The 2nd digit is worth 2. 
The 3rd is worth 3. 
The 4th is worth 5.
The 5th is worth 7. 
The 6th is worth 11. 
And so on.... for all primes.
Now $9_{10}=10010_P$ for instance as $9=7+2$
But $8_{10}=1100_P=10001_P$.
Is that allowed?
P. S.
Is there any practical use of the number system mentioned above? Or not, since even operations like addition are almost impossible in it.
 A: Sure, you can define anything you care to. In fact many commonly used systems, like decimal numbers, have elements with multiple representations like $0.999\ldots=1.$ Another example would be fractions, where $1/3=2/6.$
See A066352 in the OEIS for an example of an early use (by S. S. Pillai) of this particular system, and see also the related sequence A007924.
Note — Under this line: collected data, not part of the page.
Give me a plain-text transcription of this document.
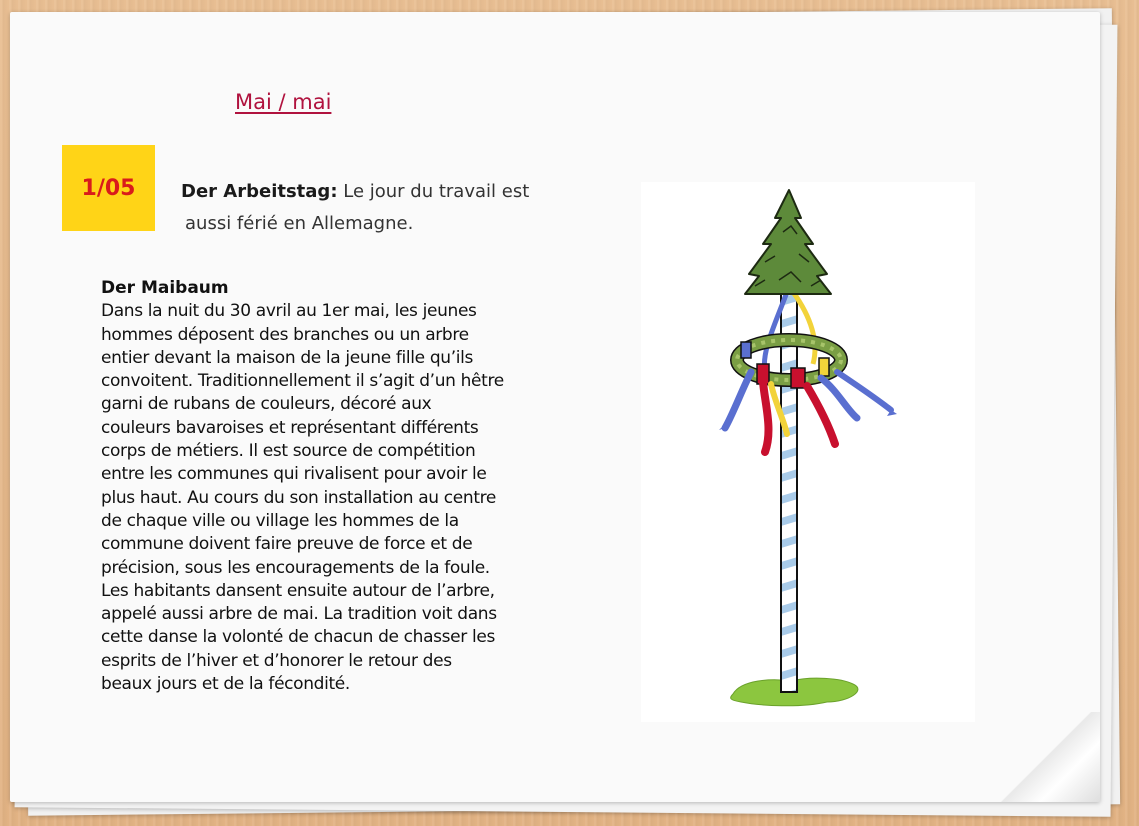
Mai / mai
1/05	Der Arbeitstag: Le jour du travail est
aussi férié en Allemagne.
Der Maibaum

Dans la nuit du 30 avril au 1er mai, les jeunes

hommes déposent des branches ou un arbre

entier devant la maison de la jeune fille qu’ils

convoitent. Traditionnellement il s’agit d’un hêtre

garni de rubans de couleurs, décoré aux

couleurs bavaroises et représentant différents

corps de métiers. Il est source de compétition

entre les communes qui rivalisent pour avoir le

plus haut. Au cours du son installation au centre

de chaque ville ou village les hommes de la

commune doivent faire preuve de force et de

précision, sous les encouragements de la foule.

Les habitants dansent ensuite autour de l’arbre,

appelé aussi arbre de mai. La tradition voit dans

cette danse la volonté de chacun de chasser les

esprits de l’hiver et d’honorer le retour des

beaux jours et de la fécondité.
A: It is certainly allowed for a number to have multiple representations in a system of representations. In fact, the decimal system which we use all the time has this property. The well known fact that
$$1=0.999...=0.\overline{9},$$
is an example of this. Whether there is any practical use to the system you mention I don't know, but it seems unlikely. In the decimal number system every number has at most two representations, and it is easy to see whether two of them represent the same number. In your number system the number of ways to represent a number grows very quickly as the numbers grow, making it a nontrivial exercise to even figure out whether two representations represent the same number!
A: You can certainly do this, and I can imagine situations where it might be useful.  For instance, suppose you take the normal decimal valuation of each place (ones, tens, hundreds, etc.), but allow "digits" from $0$ through $A$.  Then operations like addition and multiplication can be carried out with the usual algorithm, but with some flexibility about when/if to carry.  If you give me $999999 + 1$, the result could be $1000000$ or $99999A$... the latter requires fewer operations, and if I'm just going to subtract something from it in the future, might save a few steps.  As others have pointed out, comparing two numbers is no longer trivial; but it can be done by first coercing both numbers into a comparable form, e.g., performing all optional carries.  The relative efficiency has to depend on how often you're going to be comparing things vs. performing arithmetic operations.  (One thing you can say for sure, though, is that a non-unique representation takes more space, in bits, on average than a unique representation.  From an information-theoretic perspective, this is because you're encoding some useless extra data -- which representation you chose -- along with the actual value.)
A: It is possible.  The usual decimal representation of the the reals numbers has two representations for any number with a finite number of decimal places.  For example. $1=0.\overline 9$.
A: You won't be thrown in jail for defining a bad number system, but you can certainly earn the scorn of professional mathematicians and wannabes, which in the big picture of things is not such a terrible thing.
In my opinion, it's better for a number to have more than one representation than it is for one representation to correspond to more than one number. But it's best for each integer to have unique representation.